What he had never had to do up until that point in his life however, was listen to all of the grunts and grumblings that Kaya made as she tried to settle herself.

Her snoring seemed positively peaceful in comparison to the noises coming out of her now. The clearing of the throat that never seemed to quite catch whatever was troubling her. The huffing and puffing as she tried to go through a breathing technique. The little grunts that she made each time she shifted her position beside him. If he hadn’t had Clearmind to block out the distractions, it was entirely possible that he might have attempted to murder her.
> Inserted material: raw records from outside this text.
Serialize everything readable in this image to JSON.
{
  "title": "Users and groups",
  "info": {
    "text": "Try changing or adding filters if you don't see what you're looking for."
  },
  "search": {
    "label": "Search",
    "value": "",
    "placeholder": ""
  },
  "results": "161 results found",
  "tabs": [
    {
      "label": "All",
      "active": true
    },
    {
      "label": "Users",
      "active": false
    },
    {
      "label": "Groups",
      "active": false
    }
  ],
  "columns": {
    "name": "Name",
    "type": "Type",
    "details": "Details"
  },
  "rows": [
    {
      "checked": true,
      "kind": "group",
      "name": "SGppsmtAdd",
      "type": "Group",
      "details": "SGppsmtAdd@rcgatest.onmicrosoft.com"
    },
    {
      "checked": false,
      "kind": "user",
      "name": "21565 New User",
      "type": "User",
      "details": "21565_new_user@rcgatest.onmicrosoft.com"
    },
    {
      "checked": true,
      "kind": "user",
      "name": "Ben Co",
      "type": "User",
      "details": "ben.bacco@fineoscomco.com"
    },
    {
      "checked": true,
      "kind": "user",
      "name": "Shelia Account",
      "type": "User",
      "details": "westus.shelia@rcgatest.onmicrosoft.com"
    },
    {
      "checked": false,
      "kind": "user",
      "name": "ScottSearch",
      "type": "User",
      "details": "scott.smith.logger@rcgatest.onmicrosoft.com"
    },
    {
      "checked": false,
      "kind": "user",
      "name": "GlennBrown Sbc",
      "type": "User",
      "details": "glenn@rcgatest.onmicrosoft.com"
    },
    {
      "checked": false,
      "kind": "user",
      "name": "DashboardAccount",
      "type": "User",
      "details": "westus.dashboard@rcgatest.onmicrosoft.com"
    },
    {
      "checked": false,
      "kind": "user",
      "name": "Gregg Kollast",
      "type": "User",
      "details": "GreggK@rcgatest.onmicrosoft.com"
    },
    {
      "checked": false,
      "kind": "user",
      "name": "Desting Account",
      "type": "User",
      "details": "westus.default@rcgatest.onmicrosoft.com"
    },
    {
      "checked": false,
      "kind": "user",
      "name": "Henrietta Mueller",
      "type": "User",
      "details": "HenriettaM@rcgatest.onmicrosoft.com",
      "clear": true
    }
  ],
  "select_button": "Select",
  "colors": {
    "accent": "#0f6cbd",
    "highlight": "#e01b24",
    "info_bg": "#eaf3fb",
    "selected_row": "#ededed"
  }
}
He did such a good job of blocking out distractions as he reached the end of the cycle and started having to force mana inside his circle that he didn’t even notice when their commanding officer stalked back into the room. He distantly heard Kaya’s movement as she scrambled to her feet, and attention, but he set it aside as just another of her endless shifts in position. His eyes only snapped open when the lizardman was standing over him, practically growling. “Rise and shine, recruits!”

Springing up after sitting perfectly still for so long was less easy than Kaya had made it sound, and his attempt at standing to attention was probably contemptable by the standards of the Ardent, but there was no complaint from the lizardman. “I’ve got a lucky surprise for you both today.”

Neither of them felt particularly lucky, but they didn’t dare to interrupt.

“As it happens, we arrive at the jump to Strife in four hours and command has informed me that they need you rested up before your boots hit the ground. Guess that means you’re both due a hot welcoming. Imagine my excitement at the news. So what that means for you both is that you’re on slate duties until we arrive.” Sir eyes flashed once with energy as he did something with his magic. “The Slamdunk’s library is open to you for the remainder of the trip, don’t waste the opportunity. Your classmates to be sure won’t.”

And just like that, Sylvas day of torment turned into a dream come true.